06 Sep Electric Picnic Festival | Day 1 | Highlights
I’ve had a pretty great summer on the music front. I’ve been lucky enough to have seen Arcade Fire, Green Day, David Gray in Down cathedral, Stiff Little Fingers, Stranglers, Ruts DC, and The Outcasts.
To finish the summer off right however, I set off to Stradbally, County Laois to catch Ireland’s largest music festival, Electric Picnic. Prior to this weekend past I’d only ever been to the now defunct Oxegen festival (RIP). So, I’m actually a bit of an amateur when it comes to festivals.
2017 marked EP’s most underwhelming line-up so far. Previous years have seen the likes of New Order, Lana del Rey and other big names gracing Stradbally. This was a little bit disappointing but I decided to use the weekend to take my time and discover new artists rather than rushing from one big act to another as I did at Oxegen. Often it’s the smaller acts that you simply stumble upon which end up being your festival highlights. And this was certainly the case at EP.

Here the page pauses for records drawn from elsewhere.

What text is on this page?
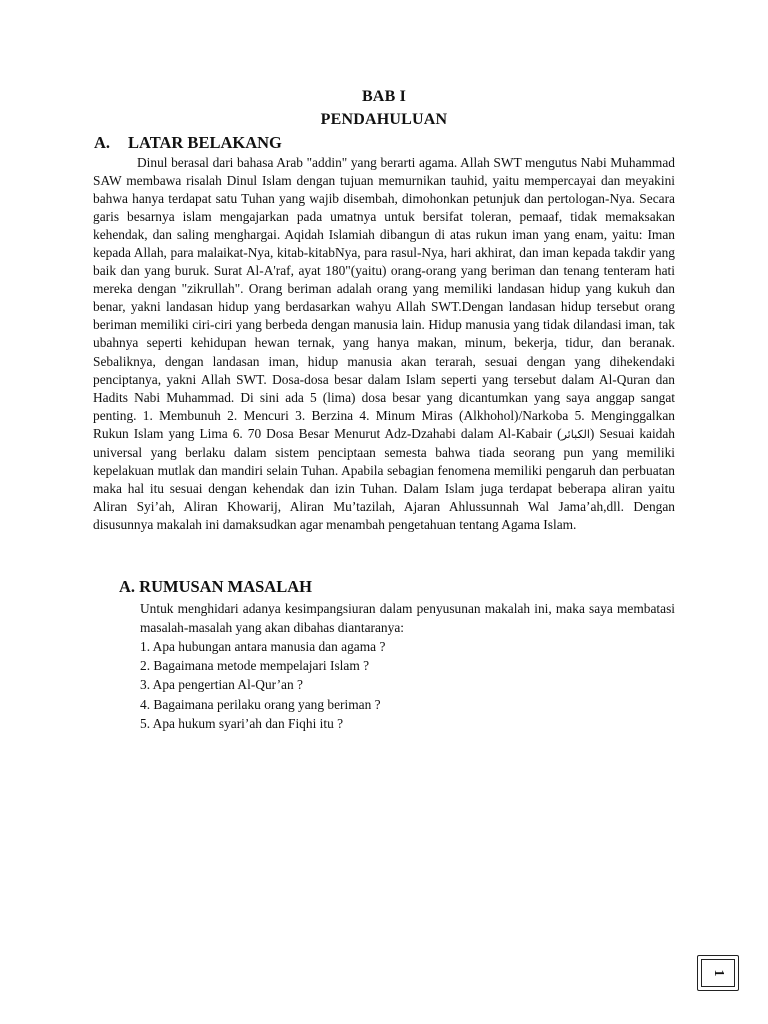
BAB I
PENDAHULUAN
A. LATAR BELAKANG

Dinul berasal dari bahasa Arab "addin" yang berarti agama. Allah SWT mengutus Nabi Muhammad SAW membawa risalah Dinul Islam dengan tujuan memurnikan tauhid, yaitu mempercayai dan meyakini bahwa hanya terdapat satu Tuhan yang wajib disembah, dimohonkan petunjuk dan pertologan-Nya. Secara garis besarnya islam mengajarkan pada umatnya untuk bersifat toleran, pemaaf, tidak memaksakan kehendak, dan saling menghargai. Aqidah Islamiah dibangun di atas rukun iman yang enam, yaitu: Iman kepada Allah, para malaikat-Nya, kitab-kitabNya, para rasul-Nya, hari akhirat, dan iman kepada takdir yang baik dan yang buruk. Surat Al-A'raf, ayat 180"(yaitu) orang-orang yang beriman dan tenang tenteram hati mereka dengan "zikrullah". Orang beriman adalah orang yang memiliki landasan hidup yang kukuh dan benar, yakni landasan hidup yang berdasarkan wahyu Allah SWT.Dengan landasan hidup tersebut orang beriman memiliki ciri-ciri yang berbeda dengan manusia lain. Hidup manusia yang tidak dilandasi iman, tak ubahnya seperti kehidupan hewan ternak, yang hanya makan, minum, bekerja, tidur, dan beranak. Sebaliknya, dengan landasan iman, hidup manusia akan terarah, sesuai dengan yang dihekendaki penciptanya, yakni Allah SWT. Dosa-dosa besar dalam Islam seperti yang tersebut dalam Al-Quran dan Hadits Nabi Muhammad. Di sini ada 5 (lima) dosa besar yang dicantumkan yang saya anggap sangat penting. 1. Membunuh 2. Mencuri 3. Berzina 4. Minum Miras (Alkhohol)/Narkoba 5. Menginggalkan Rukun Islam yang Lima 6. 70 Dosa Besar Menurut Adz-Dzahabi dalam Al-Kabair (الكبائر) Sesuai kaidah universal yang berlaku dalam sistem penciptaan semesta bahwa tiada seorang pun yang memiliki kepelakuan mutlak dan mandiri selain Tuhan. Apabila sebagian fenomena memiliki pengaruh dan perbuatan maka hal itu sesuai dengan kehendak dan izin Tuhan. Dalam Islam juga terdapat beberapa aliran yaitu Aliran Syi’ah, Aliran Khowarij, Aliran Mu’tazilah, Ajaran Ahlussunnah Wal Jama’ah,dll. Dengan disusunnya makalah ini damaksudkan agar menambah pengetahuan tentang Agama Islam.

A. RUMUSAN MASALAH

Untuk menghidari adanya kesimpangsiuran dalam penyusunan makalah ini, maka saya membatasi masalah-masalah yang akan dibahas diantaranya:

1. Apa hubungan antara manusia dan agama ?
2. Bagaimana metode mempelajari Islam ?
3. Apa pengertian Al-Qur’an ?
4. Bagaimana perilaku orang yang beriman ?
5. Apa hukum syari’ah dan Fiqhi itu ?
1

There was just so much going on, so many different areas with their own unique vibes and genres. I think there was eighteen stages altogether and that’s not counting some of the smaller stages. And there was so much beyond music.
As much as I would have loved to have enjoyed every facet of the strange little world I spent the weekend exploring, it simply was not possible. I saw a helluva lot of great stuff though. So, without further ado, here are my highlights of Electric Picnic Day 1.
The Salty Dog
I awoke feeling stiff in my stuffy, condensation dripping tent but it was nothing that a coffee and a delicious bacon and sausage bap wasn’t going to cure. Friday was to be a laidback day of exploration and getting my bearings. Almost all the acts I was most excited for were on Saturday and Sunday.
The first point of call was The Salty Dog. This area had a debauched pirate type feel in a very chilled woodland area. It was located right beside the Oscar Wilde campsite which we stayed in.
We eased into the weekend here with a few drinks and a DJ set from DJ Will Softly. I loved this area for a couple of reasons – there was a constant, glorious smell of bacon due to the food vendors beside the stage and it was super chilled, hosting many smaller artists within a number of genres all weekend. There was music on here from 12 until 3am each day so it was constantly abuzz. I caught many little snippets of music walking through here to get to the campsite. Which was lovely.
My Lovely Horse Animal Rescue
Remember how I said there was so much more beyond music at this festival? Well, My Lovely Horse Ranch was one of the best parts because CUTE ANIMALS. I spent so, so much time here. I knew almost all the animals’ names by the time the weekend was up.
At My Lovely Horse ranch you could donate to the rescue by buying cocktails then drink them sitting on hay bales whilst stroking the gentlest, friendliest doggos that, in your mildly hungover state, almost brought on tears of pure sleep deprived delirium.
There was Paddy, the Labrador/Cocker who sat with me for a good 10 minutes because I had some food he was very interested in. Then there was Henry the three legged Jack Russell who induced many squeals of delight from the groups of girls he attracted. He always seemed very nonchalant about it though.
Oh, and did I mention that all the dogs were wearing bandannas around their necks? Which just upped the cute factor ten fold.
It wasn’t just cute dogs though. There were a couple of goats, a Shetland pony and an adorable donkey in a pen to admire.
With the animals safely tucked away for the night, this area turned into a 70’s and 80’s disco where we danced on the hay bales and wished the dogs were back for cuddles.
God, I miss My Lovely Horse Ranch.
Perhaps you’re starting to wonder if I actually saw any acts or just spent the entire festival with the doggos. Well, I did leave the My Lovely Horse ranch occasionally. As difficult as it was to leave the doggos behind.
We decided to take a wander through the Body & Soul area and happened to catch the first act on the B&S main stage – Bob Skeleton.
I’d never heard of these guys before but I was so glad I caught their set. I thought they were incredible. The Galway quartet’s sound is described as “Midnight-Pop” on Breaking Tunes. They’ve got that Mancunian indie rock, guitar heavy sound textured with dreamy, melodic pop elements. Very much akin to Blossoms and Two Door Cinema Club. Which I was loving because Blossoms are one of my favourite bands at the moment.
I’ve been listening to Bob Skeleton’s stuff a lot since returning home. It’s so catchy. As they’re still pretty small, they don’t have many songs but I’ve been loving all of them. Especially See The Moon and Vivienne. I have my fingers crossed they’ll hit up Belfast for a show in the near future.
After The Divine Comedy, we went on a few fun fair rides (yep, there was a fun fair on top of everything else and it was great) then spent the rest of the evening in the Body & Soul area which probably ended up being one of my favourite areas in the festival.
We caught a bit of Shookrah’s set on the main B&S stage. Shookrah are a six piece band from Cork with an R&B, synth infused sound similar to Janelle Monae and Laura Mvula. A particular highlight of their super chill set was their track “Woman”. R&B isn’t a genre I listen to a great deal of, so it was refreshing to catch something a bit different – I was mostly just enthralled by the incredible vocals from lead singers Senita and Imelda.